Wouldn’t it be sound pedagogy to give our students some context of where they are in the world and where an island like their model island is located? To “demonstrate the technology” here is a short AppleScript that drives the Google Earth application.

This short application will immediately fix a Google Earth view over the Southern Highlands of NSW, wait 10 seconds then traverse to Erromango Island in the Pacific Ocean. The traversal is done automatically by Google Earth. Of course, for it to work, you need to be connected on-line to Google. The traversal behaves just like it does when you manually drive Google Earth. I was astounded by how simple it was. I thought I would have to generate the intermediate positions, and speed of the traversal. Not so... This AppleScript does it all for you.

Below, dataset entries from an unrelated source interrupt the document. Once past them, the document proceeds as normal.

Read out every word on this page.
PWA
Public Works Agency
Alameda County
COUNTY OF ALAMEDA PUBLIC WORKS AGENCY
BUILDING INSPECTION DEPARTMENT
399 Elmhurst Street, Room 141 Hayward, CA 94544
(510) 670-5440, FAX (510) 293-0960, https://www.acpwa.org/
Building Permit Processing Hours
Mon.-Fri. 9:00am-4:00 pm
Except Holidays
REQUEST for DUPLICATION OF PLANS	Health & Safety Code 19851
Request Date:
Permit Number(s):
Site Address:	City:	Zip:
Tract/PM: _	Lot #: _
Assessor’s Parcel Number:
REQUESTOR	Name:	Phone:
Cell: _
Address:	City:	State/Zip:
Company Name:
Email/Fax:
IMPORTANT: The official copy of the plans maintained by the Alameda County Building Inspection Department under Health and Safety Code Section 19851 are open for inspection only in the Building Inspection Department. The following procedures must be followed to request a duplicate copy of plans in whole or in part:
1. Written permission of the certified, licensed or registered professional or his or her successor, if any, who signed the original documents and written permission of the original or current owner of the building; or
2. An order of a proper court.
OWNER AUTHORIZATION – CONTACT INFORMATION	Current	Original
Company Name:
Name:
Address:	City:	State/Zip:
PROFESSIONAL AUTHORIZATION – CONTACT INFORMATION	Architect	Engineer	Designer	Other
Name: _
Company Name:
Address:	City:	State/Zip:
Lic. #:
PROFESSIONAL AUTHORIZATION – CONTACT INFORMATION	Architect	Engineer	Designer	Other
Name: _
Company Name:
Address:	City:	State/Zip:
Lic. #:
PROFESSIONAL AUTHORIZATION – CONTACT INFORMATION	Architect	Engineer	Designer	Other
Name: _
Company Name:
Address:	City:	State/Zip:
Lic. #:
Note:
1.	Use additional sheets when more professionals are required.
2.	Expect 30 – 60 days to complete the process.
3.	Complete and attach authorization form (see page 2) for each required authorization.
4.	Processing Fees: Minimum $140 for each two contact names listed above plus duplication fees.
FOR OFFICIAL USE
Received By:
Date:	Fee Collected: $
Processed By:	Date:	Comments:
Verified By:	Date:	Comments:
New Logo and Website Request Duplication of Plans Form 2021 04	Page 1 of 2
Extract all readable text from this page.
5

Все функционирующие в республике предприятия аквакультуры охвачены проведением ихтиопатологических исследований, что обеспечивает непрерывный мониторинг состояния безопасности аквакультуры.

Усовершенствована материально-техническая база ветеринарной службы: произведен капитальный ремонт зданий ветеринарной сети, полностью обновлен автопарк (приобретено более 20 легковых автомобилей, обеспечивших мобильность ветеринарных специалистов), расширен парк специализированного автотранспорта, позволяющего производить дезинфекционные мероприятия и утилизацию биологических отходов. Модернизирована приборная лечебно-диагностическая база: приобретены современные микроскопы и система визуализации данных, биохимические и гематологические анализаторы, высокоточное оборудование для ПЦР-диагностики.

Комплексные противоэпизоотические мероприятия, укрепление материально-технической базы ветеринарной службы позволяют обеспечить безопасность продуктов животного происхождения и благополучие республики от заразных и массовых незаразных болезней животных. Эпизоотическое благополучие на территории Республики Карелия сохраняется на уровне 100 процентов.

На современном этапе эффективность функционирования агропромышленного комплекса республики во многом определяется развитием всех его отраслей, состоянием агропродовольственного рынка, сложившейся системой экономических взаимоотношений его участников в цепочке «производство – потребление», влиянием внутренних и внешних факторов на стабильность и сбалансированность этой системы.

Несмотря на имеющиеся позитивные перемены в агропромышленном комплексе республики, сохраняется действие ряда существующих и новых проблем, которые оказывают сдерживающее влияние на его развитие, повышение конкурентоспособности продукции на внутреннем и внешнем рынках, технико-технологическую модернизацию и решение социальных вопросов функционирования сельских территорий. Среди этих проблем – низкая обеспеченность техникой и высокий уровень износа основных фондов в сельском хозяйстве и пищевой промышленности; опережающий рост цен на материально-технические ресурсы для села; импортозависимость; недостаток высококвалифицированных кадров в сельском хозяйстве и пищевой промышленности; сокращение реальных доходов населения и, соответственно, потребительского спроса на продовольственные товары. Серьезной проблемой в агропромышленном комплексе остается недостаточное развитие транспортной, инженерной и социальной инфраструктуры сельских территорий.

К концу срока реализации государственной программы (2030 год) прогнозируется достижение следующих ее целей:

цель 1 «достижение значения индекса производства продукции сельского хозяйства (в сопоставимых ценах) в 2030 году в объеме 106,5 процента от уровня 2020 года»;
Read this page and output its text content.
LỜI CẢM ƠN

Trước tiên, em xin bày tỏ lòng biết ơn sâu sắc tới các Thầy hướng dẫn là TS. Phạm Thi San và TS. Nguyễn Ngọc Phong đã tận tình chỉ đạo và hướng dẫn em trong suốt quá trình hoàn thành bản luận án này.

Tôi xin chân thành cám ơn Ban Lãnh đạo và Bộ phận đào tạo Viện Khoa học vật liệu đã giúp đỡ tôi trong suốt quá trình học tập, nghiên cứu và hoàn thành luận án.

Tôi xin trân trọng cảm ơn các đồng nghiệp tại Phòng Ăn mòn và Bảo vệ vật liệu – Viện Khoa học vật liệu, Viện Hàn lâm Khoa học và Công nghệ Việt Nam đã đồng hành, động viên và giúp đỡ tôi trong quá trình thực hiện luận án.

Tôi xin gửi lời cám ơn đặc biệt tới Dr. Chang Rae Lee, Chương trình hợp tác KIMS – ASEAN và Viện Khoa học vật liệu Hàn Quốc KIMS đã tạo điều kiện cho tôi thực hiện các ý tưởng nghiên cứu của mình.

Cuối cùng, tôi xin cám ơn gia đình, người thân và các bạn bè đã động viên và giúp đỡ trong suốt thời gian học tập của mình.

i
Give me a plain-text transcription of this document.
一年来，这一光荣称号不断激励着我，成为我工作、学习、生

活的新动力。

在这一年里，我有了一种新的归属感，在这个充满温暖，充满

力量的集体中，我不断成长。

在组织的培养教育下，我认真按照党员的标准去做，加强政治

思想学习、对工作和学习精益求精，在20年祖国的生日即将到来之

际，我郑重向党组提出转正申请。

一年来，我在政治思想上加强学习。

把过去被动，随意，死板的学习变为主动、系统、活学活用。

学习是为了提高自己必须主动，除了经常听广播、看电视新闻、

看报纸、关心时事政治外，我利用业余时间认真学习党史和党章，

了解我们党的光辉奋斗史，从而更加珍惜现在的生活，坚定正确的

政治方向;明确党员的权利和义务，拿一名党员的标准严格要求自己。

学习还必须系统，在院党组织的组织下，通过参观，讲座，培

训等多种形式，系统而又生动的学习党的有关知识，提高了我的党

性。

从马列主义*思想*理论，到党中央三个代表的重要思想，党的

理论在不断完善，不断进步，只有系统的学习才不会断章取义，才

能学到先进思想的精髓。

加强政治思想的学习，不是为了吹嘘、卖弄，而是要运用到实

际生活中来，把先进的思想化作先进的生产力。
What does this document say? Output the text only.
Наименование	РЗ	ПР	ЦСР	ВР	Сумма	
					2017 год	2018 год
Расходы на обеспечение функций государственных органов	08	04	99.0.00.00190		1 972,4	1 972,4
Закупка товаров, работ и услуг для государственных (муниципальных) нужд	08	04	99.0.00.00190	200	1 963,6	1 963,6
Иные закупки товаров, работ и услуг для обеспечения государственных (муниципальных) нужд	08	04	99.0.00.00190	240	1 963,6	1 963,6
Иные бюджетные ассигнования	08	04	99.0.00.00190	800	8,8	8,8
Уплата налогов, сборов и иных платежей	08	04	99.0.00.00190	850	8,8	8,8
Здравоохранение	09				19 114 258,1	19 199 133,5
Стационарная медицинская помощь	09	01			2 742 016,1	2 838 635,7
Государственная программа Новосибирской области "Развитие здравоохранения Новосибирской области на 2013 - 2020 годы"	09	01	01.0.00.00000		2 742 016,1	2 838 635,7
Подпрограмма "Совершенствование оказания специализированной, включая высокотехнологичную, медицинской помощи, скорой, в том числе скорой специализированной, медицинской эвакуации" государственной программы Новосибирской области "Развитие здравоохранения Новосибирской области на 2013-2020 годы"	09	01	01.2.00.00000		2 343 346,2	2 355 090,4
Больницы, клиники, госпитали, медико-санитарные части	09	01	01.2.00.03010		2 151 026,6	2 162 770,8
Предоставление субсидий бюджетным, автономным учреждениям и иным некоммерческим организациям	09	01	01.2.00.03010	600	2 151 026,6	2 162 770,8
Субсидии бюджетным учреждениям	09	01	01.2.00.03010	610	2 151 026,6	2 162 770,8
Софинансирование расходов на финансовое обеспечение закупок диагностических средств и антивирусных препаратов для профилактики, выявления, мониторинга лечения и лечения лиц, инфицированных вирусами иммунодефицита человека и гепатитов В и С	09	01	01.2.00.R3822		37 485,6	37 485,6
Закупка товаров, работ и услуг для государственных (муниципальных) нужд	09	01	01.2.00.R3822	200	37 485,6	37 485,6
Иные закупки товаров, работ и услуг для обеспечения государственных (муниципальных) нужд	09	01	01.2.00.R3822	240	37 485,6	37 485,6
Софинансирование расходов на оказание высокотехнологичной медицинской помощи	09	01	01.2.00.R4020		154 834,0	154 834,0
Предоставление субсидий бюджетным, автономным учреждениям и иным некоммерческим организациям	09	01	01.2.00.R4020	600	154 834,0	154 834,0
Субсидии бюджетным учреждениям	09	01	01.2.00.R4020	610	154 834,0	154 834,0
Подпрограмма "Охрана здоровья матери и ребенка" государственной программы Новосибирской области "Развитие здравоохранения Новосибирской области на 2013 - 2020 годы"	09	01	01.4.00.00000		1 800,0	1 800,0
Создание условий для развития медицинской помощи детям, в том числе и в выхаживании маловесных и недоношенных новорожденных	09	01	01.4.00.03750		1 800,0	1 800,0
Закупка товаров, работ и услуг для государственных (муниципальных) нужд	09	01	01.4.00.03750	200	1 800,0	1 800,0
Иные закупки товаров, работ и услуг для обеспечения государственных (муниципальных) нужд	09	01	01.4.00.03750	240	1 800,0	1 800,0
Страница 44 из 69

Imagine what could be done... clues for a crossword puzzle anyone.

-- on-line traversal from one location on the Earth to another location on the Earth
-- Ian W. Parker, 2008
-- the distance variables optimise views for the two locations
tell application "Google Earth"
	activate
	-- distance = height above ground level 
	-- latitude = decimal latitude (see GE preferences)
	-- longitude = decimal longitude
	-- titl, azimuth can be left as is
	-- Start Location - Southern Highlands of NSW
	SetViewInfo {latitude:-34.47, longitude:150.42, distance:1.0E+5, tilt:3.77E-10, azimuth:0.03}
	delay 10 -- this gives you 10 seconds to orient yourself at the initial view
	-- speed determines the behaviour. Slower better, smoother. 
	-- traversal path determined by Google Earth application
	-- End Location - Erromango Island in the Pacific Ocean
	-- so all we have to do is ...
	SetViewInfo {latitude:-18.825, longitude:169.175, distance:4.8E+4, tilt:3.77E-10, azimuth:0.03} speed 0.02
end tell

Parsing text fields using AppleScript

Data fields in a database may have very unusual features. For example: Suppose you had a database that used the following format: <SurName>'@'<firstName>'#'<group1>'%'<group2> <eol>. There are no embedded tabs or comma separators and each field string may have leading spaces, trailing spaces and/or embedded spaces. AppleScript can parse this very easily.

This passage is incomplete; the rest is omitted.